‘Driving While Black’ examines the history of African Americans on the road

The right to move freely and safely across the American landscape has always been unequally distributed by race and powerfully contested in the American experience. 

Driving While BlackPBS recently announced the a ground-breaking, two-hour documentary film by acclaimed historian Dr. Gretchen Sorin and Emmy–winning director Ric Burns – will air on PBS on Tuesday, October 13, 2020 at 9:00 p.m. ET (check local listings).

Chronicling the riveting history and personal experiences – at once liberating and challenging, harrowing and inspiring, deeply revealing and profoundly transforming  –  of African Americans on the road from the advent of the automobile through the seismic changes of the 1960s and beyond – “Driving While Black” explores the deep background of a recent phrase rooted in realities that have been an indelible part of the African American experience for hundreds of years – told in large part through the stories of the men, women and children who lived through it.

Drawing on a wealth of recent scholarship – and based on and inspired in large part by Gretchen Sorin’s recently published study of the way the automobile and highways transformed African American life across the 20th century. The film examines the history of African Americans on the road from the depths of the Depression to the height of the Civil Rights movement and beyond, exploring along the way the deeply embedded dynamics of race, space and mobility in America during one of the most turbulent and transformative periods in American history.

“Driving while Black,” the writer/ scholar Herb Boyd says in the film, “entails so much more than the simply driving while Black. It’s living while Black. It’s sleeping while Black. It’s eating while Black. It’s moving while Black. So, when we start talking about the restrictions placed on Black movement in this country, that’s a long history. That goes all the way back to day one. And so, you have to get to the root of it.”

With urgent and powerful relevance to issues and dynamics at work in American society today – of race and class, gender, safety, law enforcement, automobile culture, recreation, personal freedom and national identity – this resonant and deeply moving history is at once revelatory, troubling and deeply inspiring for what it uncovers about the long road to justice in American history, and about the creativity, courage and commitment to change that makes it possible.

“I think this story resonates tremendously with Americans, both Black and white, because everyone understands and remembers driving or riding in an automobile, and many people have the experience of going on an annual family vacation,” Sorin said. “But while these vacations may be fairly universal American experiences, Black and white travelers went down parallel roads, and the experience for Black drivers on the road is something unknown to most white Americans.

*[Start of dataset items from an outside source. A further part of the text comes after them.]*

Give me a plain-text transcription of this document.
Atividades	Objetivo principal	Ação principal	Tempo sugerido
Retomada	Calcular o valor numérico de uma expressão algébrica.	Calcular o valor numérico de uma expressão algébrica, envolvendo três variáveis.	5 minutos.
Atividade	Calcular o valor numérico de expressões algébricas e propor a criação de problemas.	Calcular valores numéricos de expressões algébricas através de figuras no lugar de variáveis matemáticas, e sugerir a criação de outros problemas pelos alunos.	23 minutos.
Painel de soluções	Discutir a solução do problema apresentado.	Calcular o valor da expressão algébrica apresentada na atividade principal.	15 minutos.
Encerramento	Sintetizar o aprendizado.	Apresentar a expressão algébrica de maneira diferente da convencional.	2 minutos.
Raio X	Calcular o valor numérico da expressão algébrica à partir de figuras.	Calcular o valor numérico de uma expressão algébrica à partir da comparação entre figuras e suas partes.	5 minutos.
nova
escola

For African Americans, travel by automobile during the 20th century posed a paradox: although cars freed them from the tyranny of the Jim Crow bus or train, they faced intimidation and even violence when they ventured out on the road.”

Sorin, a Distinguished Professor and Director of the Cooperstown Graduate Program, started her research more than 20 years ago as an exhibition curator assembling visual records and oral histories of how the automobile provided greater mobility for Black Americans while further exposing them to systemic racism across the country.

The documentary utilizes a rich archive of material from the period — including footage, photographs, advertisements, road signs, maps, letters and legal records — and weaves together oral histories and the on-camera insights of scholars, writers, musicians and ordinary American travelers.